Our mood at work worsens over the day

People across the world tend to begin the day in a cheery state before their mood gradually worsens due to working life, it has been suggested. Researchers from Cornell University used microblogging site Twitter to monitor the attitudes of millions of individuals from 84 countries and discovered work, sleep and the amount of daylight all contribute in moulding a person's cyclical emotions.

These can include delight, alertness, enthusiasm, fear and anger - and the authors of the study, which has been published in the journal Science, claimed the results have only been made possible to obtain thanks to the increasing popularity of social networking sites.

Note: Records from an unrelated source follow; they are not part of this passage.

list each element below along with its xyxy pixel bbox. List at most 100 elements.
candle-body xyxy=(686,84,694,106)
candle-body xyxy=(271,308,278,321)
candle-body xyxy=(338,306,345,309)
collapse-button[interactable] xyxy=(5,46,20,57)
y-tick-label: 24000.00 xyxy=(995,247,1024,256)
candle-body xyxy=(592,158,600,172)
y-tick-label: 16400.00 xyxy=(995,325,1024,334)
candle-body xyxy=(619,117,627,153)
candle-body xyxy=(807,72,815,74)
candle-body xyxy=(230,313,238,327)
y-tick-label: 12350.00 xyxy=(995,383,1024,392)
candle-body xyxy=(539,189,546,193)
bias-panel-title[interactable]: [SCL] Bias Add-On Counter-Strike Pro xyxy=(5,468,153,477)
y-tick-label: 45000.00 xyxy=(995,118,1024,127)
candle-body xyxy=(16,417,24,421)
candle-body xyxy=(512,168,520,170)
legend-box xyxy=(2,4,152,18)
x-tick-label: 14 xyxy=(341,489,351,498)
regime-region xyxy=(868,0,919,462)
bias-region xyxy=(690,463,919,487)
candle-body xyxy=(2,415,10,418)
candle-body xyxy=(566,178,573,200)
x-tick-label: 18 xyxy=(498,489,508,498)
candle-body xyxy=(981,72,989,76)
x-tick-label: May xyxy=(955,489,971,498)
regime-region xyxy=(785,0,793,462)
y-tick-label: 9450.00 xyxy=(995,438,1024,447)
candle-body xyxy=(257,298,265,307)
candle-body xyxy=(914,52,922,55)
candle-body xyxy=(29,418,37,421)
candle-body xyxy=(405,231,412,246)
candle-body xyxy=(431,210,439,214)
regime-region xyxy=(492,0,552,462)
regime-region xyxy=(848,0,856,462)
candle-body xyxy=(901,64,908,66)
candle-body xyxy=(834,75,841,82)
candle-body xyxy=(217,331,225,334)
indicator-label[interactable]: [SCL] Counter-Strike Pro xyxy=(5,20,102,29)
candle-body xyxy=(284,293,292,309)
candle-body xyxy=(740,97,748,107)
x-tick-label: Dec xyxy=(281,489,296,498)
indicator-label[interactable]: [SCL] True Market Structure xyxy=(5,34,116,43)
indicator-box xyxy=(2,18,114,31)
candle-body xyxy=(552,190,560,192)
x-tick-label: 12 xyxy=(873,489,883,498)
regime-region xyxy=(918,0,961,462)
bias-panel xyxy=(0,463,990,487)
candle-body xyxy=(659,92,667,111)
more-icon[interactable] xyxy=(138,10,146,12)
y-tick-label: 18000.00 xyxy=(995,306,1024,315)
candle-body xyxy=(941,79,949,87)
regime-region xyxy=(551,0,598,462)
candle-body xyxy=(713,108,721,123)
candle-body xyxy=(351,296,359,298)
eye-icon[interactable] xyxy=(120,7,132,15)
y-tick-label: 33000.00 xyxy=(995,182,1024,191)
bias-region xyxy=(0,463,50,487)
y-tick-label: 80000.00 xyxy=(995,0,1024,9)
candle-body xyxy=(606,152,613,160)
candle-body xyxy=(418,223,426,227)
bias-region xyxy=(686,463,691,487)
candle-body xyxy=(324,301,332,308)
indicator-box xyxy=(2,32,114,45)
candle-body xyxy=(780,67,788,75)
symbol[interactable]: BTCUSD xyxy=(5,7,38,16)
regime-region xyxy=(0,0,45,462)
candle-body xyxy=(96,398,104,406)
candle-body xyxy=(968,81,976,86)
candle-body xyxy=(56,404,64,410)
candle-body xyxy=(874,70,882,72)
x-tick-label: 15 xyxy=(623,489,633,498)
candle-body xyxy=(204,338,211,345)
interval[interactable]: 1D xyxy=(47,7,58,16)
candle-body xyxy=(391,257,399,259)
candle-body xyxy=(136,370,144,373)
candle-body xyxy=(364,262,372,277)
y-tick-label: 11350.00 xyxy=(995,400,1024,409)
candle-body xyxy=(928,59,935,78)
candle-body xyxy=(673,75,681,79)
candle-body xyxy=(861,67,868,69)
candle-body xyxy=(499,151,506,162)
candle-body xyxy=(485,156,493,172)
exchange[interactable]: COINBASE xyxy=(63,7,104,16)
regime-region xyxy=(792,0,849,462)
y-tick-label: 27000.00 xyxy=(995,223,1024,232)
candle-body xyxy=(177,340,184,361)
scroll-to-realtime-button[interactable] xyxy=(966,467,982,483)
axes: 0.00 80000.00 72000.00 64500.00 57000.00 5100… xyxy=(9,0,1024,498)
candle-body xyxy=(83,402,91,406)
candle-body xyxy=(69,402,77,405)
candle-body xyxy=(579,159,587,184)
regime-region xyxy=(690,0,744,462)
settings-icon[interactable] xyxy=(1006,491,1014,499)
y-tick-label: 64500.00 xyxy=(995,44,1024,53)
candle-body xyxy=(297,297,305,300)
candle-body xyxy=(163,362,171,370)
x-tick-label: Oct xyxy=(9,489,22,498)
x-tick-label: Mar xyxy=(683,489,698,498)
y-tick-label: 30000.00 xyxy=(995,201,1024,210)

The investigators used Twitter in conjunction with language monitoring software and discovered early morning and close to midnight were the two times of day when people posted the most positive tweets.

Funding for the study was provided by the National Science Foundation, which was created in 1950.

Professor Gail Kinman from the University of Bedfordshire, a Chartered Psychologist, commented: "The researchers concluded that most people are happier when they are not at work. This study tracked the mood of 2.4 million people across the world for more than two years. 

"Social networking sites have great potential for obtaining data from large numbers of people across time. It is difficult to challenge the findings of such a large study, there is likely to be considerable variation between people in relation to job type, work scheduling and individual difference variables.

"Moreover, other research findings indicate that many people experience high levels of job satisfaction, suggesting that work can enhance positive mood as well as make people miserable."